L'origine del toponimo di Brusson sembra derivare dal latino BRUXEUM, che significherebbe mine d'or. I Salassi, poi i Romani, si dice, avrebbero sfruttato le miniere nei dintorni di Frudière e a Arcésaz.
Il comune, in effetti, conta tre insediamenti principali:
GOMBA TOPPA
("affossamento oscuro")
era una miniera d'oro situata nei dintorni d'Arcésaz, sulla riva sinistra dell'Evançon. Il suo minerale era lavorato vicino al villaggio. La società inglese "The Evançon Gold Mining Company Limited" ne ebbe la concessione tra il 1901 e il dicembre 1906. La struttura comprendeva una galleria e qualche pozzo (o pozzo secondario).
CHAVERINA
Sempre nei dintorni d'Arcésaz sulla riva destra dell'Evançon, il sito, sfruttato dalla stessa società inglese, è costituito da una sola galleria. Il minerale d'oro sembrerebbe essere stato trasportato fino ad un mulino a vento per essere frantumato.
CHAMOUSIRA
E la più conosciuta delle miniere locali.

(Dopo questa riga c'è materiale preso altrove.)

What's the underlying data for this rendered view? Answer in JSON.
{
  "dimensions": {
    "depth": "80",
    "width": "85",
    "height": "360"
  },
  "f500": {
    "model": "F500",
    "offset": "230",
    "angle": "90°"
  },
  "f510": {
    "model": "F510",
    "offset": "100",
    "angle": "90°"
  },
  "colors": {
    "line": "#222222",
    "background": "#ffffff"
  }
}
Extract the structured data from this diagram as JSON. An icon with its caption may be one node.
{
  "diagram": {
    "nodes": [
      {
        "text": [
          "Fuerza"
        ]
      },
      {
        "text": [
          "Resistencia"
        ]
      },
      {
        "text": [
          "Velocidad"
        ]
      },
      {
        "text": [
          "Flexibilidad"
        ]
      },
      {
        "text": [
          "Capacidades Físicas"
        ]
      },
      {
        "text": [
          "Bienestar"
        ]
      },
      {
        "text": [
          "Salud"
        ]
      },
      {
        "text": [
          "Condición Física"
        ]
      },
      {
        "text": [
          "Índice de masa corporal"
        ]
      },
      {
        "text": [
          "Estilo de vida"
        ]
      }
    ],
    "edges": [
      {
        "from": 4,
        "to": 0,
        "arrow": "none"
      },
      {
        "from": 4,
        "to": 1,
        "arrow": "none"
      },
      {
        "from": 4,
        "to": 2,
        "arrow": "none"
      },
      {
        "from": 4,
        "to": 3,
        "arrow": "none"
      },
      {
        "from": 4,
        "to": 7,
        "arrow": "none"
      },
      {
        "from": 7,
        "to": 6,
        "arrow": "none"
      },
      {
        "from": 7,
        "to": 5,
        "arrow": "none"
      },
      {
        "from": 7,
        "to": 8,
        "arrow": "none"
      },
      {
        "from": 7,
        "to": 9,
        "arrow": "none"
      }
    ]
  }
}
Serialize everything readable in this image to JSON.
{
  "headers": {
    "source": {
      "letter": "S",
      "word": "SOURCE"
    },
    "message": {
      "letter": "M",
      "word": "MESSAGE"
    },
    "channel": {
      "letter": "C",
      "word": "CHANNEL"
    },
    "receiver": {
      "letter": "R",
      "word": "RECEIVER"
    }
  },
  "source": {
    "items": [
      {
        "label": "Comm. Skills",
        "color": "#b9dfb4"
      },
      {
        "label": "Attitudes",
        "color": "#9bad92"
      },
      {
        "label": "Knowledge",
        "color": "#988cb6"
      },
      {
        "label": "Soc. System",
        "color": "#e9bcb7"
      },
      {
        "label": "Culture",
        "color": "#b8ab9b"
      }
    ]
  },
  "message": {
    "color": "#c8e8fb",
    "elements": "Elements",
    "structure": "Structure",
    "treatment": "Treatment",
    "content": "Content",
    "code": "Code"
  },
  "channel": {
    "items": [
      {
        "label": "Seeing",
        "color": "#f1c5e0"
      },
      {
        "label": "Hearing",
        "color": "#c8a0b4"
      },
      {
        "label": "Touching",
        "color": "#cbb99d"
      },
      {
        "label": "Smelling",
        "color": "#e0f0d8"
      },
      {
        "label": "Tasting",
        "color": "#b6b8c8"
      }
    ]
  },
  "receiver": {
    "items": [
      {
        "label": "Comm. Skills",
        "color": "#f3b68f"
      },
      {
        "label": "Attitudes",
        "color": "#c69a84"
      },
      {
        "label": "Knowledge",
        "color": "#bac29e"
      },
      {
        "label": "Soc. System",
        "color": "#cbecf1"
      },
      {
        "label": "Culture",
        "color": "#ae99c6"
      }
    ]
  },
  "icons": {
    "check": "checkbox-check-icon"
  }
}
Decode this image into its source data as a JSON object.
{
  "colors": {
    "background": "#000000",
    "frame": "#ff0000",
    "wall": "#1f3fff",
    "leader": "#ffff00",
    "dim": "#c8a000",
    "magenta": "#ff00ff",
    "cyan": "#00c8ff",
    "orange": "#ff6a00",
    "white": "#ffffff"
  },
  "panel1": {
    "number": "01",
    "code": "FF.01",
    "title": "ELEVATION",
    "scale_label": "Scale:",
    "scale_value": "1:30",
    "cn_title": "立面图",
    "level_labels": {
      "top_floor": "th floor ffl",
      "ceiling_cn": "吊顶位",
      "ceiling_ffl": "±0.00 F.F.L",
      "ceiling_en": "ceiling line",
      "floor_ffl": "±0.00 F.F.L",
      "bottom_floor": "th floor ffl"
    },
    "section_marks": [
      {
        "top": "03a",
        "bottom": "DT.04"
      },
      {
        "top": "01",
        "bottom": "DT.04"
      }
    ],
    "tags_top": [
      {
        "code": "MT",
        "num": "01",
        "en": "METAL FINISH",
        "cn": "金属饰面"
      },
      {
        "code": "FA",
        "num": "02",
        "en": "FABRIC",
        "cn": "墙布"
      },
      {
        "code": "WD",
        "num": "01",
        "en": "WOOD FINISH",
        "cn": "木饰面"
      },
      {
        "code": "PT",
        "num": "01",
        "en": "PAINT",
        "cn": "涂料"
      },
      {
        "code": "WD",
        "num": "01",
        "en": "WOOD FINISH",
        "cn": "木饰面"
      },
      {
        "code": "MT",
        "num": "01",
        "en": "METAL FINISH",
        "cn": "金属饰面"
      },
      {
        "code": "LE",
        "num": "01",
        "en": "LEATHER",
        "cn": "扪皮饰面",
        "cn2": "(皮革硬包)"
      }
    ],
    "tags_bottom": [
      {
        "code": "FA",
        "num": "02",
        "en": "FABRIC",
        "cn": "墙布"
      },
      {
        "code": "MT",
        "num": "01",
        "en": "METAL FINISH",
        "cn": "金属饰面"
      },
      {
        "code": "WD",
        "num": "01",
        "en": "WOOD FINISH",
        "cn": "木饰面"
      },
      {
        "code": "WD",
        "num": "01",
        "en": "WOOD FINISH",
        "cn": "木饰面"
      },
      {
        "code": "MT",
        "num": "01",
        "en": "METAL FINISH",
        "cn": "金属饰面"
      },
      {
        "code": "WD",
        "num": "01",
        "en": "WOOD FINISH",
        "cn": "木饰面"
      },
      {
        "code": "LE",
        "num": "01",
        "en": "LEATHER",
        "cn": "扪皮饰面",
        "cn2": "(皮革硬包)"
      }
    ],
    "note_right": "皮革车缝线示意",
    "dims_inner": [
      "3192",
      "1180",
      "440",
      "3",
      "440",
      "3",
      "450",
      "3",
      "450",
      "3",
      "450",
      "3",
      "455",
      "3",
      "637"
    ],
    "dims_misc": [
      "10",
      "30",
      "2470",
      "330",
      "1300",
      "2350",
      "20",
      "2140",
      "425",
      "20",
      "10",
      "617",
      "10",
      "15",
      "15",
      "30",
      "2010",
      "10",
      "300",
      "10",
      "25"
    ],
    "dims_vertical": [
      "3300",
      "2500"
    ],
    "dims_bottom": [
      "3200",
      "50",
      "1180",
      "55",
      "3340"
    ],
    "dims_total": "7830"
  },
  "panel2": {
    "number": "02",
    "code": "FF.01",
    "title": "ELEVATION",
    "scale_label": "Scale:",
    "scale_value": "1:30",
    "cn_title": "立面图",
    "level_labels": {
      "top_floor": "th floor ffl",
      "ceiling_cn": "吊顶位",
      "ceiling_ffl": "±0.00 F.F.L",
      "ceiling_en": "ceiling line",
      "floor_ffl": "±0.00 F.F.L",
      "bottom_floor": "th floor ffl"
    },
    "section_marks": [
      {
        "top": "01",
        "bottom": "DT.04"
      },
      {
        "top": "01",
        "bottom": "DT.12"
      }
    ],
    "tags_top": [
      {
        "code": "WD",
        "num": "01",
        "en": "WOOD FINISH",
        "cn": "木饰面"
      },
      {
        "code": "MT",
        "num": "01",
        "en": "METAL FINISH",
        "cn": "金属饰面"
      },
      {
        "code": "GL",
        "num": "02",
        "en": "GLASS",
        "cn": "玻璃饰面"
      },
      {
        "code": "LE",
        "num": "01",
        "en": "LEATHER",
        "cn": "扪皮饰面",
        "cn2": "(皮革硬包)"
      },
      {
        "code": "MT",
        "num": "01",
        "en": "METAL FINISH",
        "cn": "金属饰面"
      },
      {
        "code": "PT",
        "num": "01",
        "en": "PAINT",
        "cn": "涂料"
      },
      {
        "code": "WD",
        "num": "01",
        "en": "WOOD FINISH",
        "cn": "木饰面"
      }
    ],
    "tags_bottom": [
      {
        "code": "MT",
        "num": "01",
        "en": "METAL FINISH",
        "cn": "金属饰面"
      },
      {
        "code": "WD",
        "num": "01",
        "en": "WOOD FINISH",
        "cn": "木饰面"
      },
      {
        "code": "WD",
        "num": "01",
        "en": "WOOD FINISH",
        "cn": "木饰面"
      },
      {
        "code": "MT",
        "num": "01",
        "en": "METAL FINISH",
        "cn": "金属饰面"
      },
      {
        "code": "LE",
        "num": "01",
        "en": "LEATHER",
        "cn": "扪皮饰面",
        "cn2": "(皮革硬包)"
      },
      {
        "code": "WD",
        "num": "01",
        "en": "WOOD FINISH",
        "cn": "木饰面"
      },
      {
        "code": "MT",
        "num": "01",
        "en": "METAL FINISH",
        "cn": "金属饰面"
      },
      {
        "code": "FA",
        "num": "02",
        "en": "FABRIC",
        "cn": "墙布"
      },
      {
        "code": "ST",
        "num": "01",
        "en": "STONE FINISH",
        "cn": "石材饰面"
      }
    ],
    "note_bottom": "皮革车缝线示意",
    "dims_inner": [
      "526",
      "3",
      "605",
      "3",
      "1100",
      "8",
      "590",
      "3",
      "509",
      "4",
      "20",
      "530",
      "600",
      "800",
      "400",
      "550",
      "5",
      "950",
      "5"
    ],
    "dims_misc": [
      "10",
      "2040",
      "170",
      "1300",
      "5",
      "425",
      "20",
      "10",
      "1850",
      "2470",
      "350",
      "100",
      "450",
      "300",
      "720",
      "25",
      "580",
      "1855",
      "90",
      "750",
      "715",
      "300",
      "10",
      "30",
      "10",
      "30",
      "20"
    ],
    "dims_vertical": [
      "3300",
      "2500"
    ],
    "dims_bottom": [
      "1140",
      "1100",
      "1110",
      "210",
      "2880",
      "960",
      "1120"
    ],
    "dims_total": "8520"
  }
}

Si trova sulla sponda sinistra dell'Evançon, nei dintorni de Fénilliaz. Questo ricco giacimento, dove l'oro è rinchiuso nel quarzo, fu sfruttato dalla società inglese "The Evançon Gold Mining Company Limited" dal 1904 al 1915. La miniera fu in seguito abbandonata fino al 1938, quando la concessione fu assegnata alla famiglia Rivetti di Biella, che la sfruttò durante e dopo la seconda guerra mondiale.
Dopo il 1947, M. Filippa di Gressoney-Saint-Jean ha ripreso personalmente lo sfruttamento, pattuendo il versamento di un affitto al comune di Brusson che ne è adesso il solo concessionario.